Breast cancer high-risk diagnosis by robots? FUTURE of medicine could save THOUSANDS

Breast cancer high-risk diagnosis by robots? FUTURE of medicine could save THOUSANDS

HIGH risk breast cancer lesions could be spotted by using robots, potentially saving the NHS thousands on unnecessary surgeries.

Using machines to find lumps that could become cancerous would save some patients from having unnecessary surgery, scientists said.

High risk breast lesions are diagnosed after a biopsy.

Surgery is often the preferred treatment to remove the lesion.

But, a lot of the lesions don’t pose an immediate danger to patients, scientists have said.

Using the accurate, new machine to test for high risk lesions could also save patients and the NHS money.
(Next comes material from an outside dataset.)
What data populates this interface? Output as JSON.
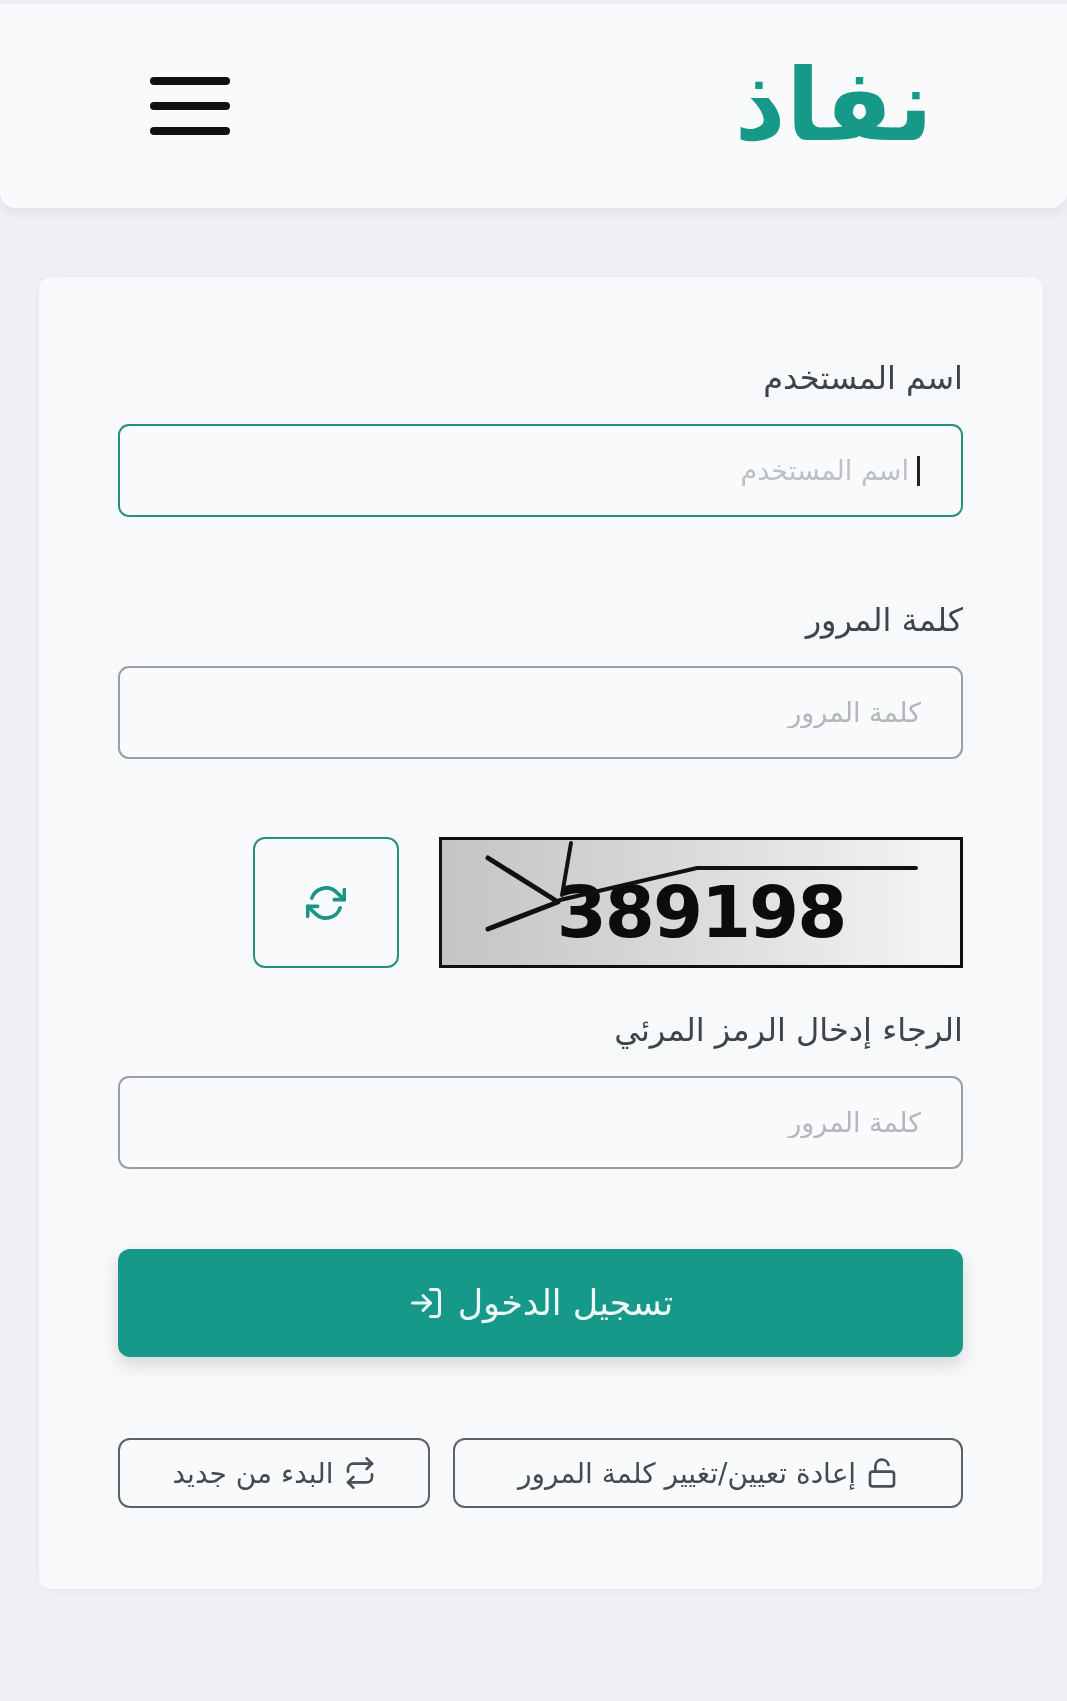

Lesions that aren’t high risk could be safely monitored with follow-up imaging, the scientists said.

“Most institutions recommend surgical excision for high-risk lesions such as atypical ductal hyperplasia, for which the risk of upgrade to cancer is about 20 per cent,” said research author Manisha Bahl.
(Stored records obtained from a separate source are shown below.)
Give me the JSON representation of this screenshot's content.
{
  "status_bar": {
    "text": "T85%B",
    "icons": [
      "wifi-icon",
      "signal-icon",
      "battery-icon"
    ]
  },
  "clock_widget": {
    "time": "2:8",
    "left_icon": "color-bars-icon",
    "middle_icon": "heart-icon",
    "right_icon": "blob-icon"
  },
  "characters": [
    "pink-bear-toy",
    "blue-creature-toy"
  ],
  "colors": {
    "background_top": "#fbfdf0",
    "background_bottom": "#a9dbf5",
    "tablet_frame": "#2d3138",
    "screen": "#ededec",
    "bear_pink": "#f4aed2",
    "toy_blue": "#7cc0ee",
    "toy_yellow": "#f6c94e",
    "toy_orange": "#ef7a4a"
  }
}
“For other types of high-risk lesions, the risk of upgrade varies quite a bit, and patient management, including the decision about whether to remove or survey the lesion, varies across practices.”

Researchers used robots to find high risk lesions in 335 patients. 
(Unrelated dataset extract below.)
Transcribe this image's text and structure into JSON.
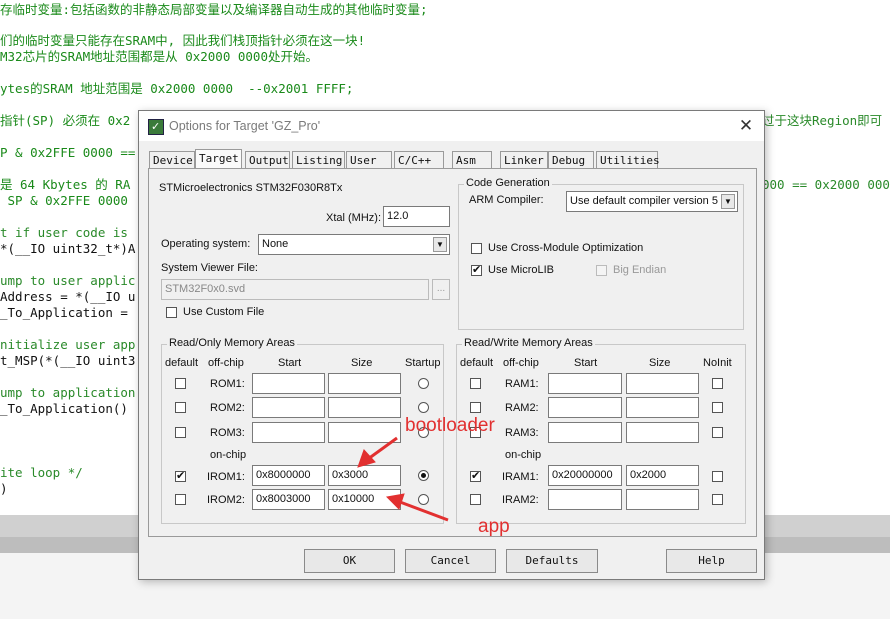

The machine was ‘taught’ by the scientists to include risk factors, including patient age and medical history.

The robot correctly found 37 of the 38 high risk lesions, out of all 335.

About 33% of surgeries would have been prevented by using the machine, the scientists claimed.

Senior author of the researcher, Constance Lehman, said: “Our study provides proof of concept, that machine learning can not only decrease unnecessary surgery by nearly one-third in this specific patient population, but also can support more targeted, personalised approaches to patient care.”

Bahl added: “Our goal is to apply the tool in clinical settings to help make more informed decisions as to which patients will be surveilled and which will go on to surgery.

“I believe we can capitalise on machine learning to inform clinical decision making and ultimately improve patient care.”

A breast lesion doesn’t always end in cancer. Lesions could also be caused by a hepatoma - a collection of blood in the breast tissue - or a thickening of the tissue.